If you haven’t yet seen it, enjoy the wonderful Jo Brand educating the male panellists on Have I Got News For You last night. I expect Quentin Letts to be an unrecontructed dinosaur, but I was disappointed by Ian Hislop’s off-hand snarky remark.
https://www.youtube.com/watch?v=rKdpZ-MKsQE
@Graham: Agreed. But in my book Ian does get a fair amount of credit[0] for immediately conceding the point, rather than getting defensive and doubling down.
[0] Not as much credit as he lost for making the point in the first place, granted, but a fair amount of it.
“[T]hat men have a psychic need to distinguish themselves from women in order to feel good about themselves” – As a man, may I say that this is a fine thing to reject? That, if a man needs to distinguish himself from women in order to feel good about himself, he’s got some disturbing issues about his self-image?
Granted, my own expression of sexual identity is best summarized as an indifferent shrug, but goodness – if you think you have to mark yourself off from womankind on a deep psychic level to be okay with you, you’re not right. You’re not supposed to be helped accomplish that – you’re supposed to be helped get over that.
And if your opportunities for sex all run into being a bit too close to rape and harassment, well, do please prepare for a long stint of celibacy while you revise your approach – much like those whose opportunities for money all run into legal problems regarding definitions of burglary, assault, kidnapping, etc.
Honestly, not being a jackass shouldn’t be that hard!
#5 beat me to it. I think the last time I felt something like a need to distinguish myself from women to feel good about myself was about 50 years ago, when I was going through the “girls are icky” phase (is that still a thing?). Somehow, I managed to grow out of it. Men like Murray are admitting that they’re permanently stuck at a single digit emotional age.
It’s baffling to me how many people (including none too few women) are working so hard against the idea that women should only have sex when and how they want to, and should be treated with respect in all situations.

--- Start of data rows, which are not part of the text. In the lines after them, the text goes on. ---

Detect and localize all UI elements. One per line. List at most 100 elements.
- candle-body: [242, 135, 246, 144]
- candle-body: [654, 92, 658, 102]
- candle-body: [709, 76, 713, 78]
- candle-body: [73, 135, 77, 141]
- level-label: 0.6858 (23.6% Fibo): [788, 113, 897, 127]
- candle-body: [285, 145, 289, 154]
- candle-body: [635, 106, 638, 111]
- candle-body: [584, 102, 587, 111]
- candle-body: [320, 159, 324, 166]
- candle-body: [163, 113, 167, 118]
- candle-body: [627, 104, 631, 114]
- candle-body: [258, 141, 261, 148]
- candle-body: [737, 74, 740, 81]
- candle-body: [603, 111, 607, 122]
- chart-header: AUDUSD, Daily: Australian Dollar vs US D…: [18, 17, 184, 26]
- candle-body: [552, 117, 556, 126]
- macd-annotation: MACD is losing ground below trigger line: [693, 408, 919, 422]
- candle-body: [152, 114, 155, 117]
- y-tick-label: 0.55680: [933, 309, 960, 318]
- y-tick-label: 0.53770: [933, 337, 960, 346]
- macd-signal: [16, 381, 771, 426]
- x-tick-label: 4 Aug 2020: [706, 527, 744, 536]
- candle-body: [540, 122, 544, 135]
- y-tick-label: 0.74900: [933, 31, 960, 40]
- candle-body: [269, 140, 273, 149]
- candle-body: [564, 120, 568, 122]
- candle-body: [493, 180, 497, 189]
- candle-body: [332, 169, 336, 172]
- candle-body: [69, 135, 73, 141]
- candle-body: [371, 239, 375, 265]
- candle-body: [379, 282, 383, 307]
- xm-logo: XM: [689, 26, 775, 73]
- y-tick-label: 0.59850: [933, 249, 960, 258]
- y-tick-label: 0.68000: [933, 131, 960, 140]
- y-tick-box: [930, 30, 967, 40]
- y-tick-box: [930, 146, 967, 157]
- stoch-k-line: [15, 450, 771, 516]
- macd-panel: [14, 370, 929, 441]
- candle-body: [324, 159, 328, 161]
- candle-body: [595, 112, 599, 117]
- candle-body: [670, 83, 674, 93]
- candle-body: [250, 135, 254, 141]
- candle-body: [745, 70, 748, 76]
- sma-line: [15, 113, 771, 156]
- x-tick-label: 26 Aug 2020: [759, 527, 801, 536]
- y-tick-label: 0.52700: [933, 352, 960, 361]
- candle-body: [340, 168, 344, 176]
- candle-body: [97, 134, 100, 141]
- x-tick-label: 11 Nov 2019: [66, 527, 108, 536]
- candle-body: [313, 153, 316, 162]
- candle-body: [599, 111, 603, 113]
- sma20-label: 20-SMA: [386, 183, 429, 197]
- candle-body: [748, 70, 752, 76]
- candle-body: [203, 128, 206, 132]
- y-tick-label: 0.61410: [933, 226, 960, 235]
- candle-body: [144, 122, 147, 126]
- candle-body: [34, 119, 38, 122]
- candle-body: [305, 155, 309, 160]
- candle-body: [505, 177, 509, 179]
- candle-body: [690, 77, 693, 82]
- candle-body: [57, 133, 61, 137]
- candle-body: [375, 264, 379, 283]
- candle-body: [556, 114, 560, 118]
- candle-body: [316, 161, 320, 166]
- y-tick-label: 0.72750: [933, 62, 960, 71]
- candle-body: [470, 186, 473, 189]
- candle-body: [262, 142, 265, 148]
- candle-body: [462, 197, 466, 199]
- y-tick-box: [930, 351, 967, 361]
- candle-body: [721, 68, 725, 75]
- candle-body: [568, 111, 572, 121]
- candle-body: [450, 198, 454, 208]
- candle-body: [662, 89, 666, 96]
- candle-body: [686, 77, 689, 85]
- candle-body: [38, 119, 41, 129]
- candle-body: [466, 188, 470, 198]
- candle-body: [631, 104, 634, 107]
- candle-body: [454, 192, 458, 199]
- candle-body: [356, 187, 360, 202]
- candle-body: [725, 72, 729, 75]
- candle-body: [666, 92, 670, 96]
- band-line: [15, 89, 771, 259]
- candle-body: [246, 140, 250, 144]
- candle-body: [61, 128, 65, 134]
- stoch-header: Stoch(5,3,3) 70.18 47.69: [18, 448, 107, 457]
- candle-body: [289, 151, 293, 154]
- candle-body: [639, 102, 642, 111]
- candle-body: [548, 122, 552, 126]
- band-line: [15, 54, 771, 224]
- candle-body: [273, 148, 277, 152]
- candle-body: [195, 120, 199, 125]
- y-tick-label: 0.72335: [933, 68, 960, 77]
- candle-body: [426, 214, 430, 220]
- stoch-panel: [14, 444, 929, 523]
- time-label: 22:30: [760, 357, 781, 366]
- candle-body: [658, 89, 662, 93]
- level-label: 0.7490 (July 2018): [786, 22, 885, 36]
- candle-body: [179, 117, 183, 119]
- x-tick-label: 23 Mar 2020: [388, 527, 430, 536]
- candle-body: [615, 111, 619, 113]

It really annoys me that this is how the incident is described by practically everyone. It’s so dismissive. What actually happened is that he repeatedly put his hand on her knee, under the table, after she had asked him to stop.
Even so, it is seriously unlikely that incident alone would have led to the resignation of a cabinet minister, at least not so quickly. Other allegations are being made and at this point it seems virtually certain that there are more to come.
What is absolutely certain is that he didn’t just resign because he once absent-mindedly and “in different times” accidentally brushed his hands against a woman’s knee.
If only he were the “father of daughters” none of this would have happened….
Brand’s response was excellent.
I’m not defending Hislop – he’s said some idiotic things about women in the past – but it’s possible that his comment kind of came out a bit wrong in the edit. I got the sense that he was reacting to the headline “Tory MP takes his personal trainer to the cinema” which as and of itself as a headline isn’t particularly damning.
I don’t know the story behind that but presumably that was inappropriate. Hislop should have realised that. But anyway the charitable interpretation is that he was laughing at the seemingly incongruous headline. He did say “some of these” stories, of course, so I could be talking bollocks. Brand’s response was spot on either way.
‘…the idea that women should only have sex when and how they want to,’
That ‘sexual revolution’ would only have been real if that had been the starting point. As it was, all that happened was that antibiotics and contraception gave Bronze Age patriarchs more opportunities.
The injunction “Don’t grope women” is …torture? What a fucking idiot.
It doesn’t even have to be an injunction. A mere suggestion is apparently torture. “Guys, don’t do that”.
BURN THE WITCH! BURN HER BEFORE SHE DESTROYS THE HUMAN RACE’S ABILITY TO REPRODUCE!
How hard can it be? The boundaries of who, when, and how someone gets to touch (or otherwise control) someone else’s body get set by the person who owns the body.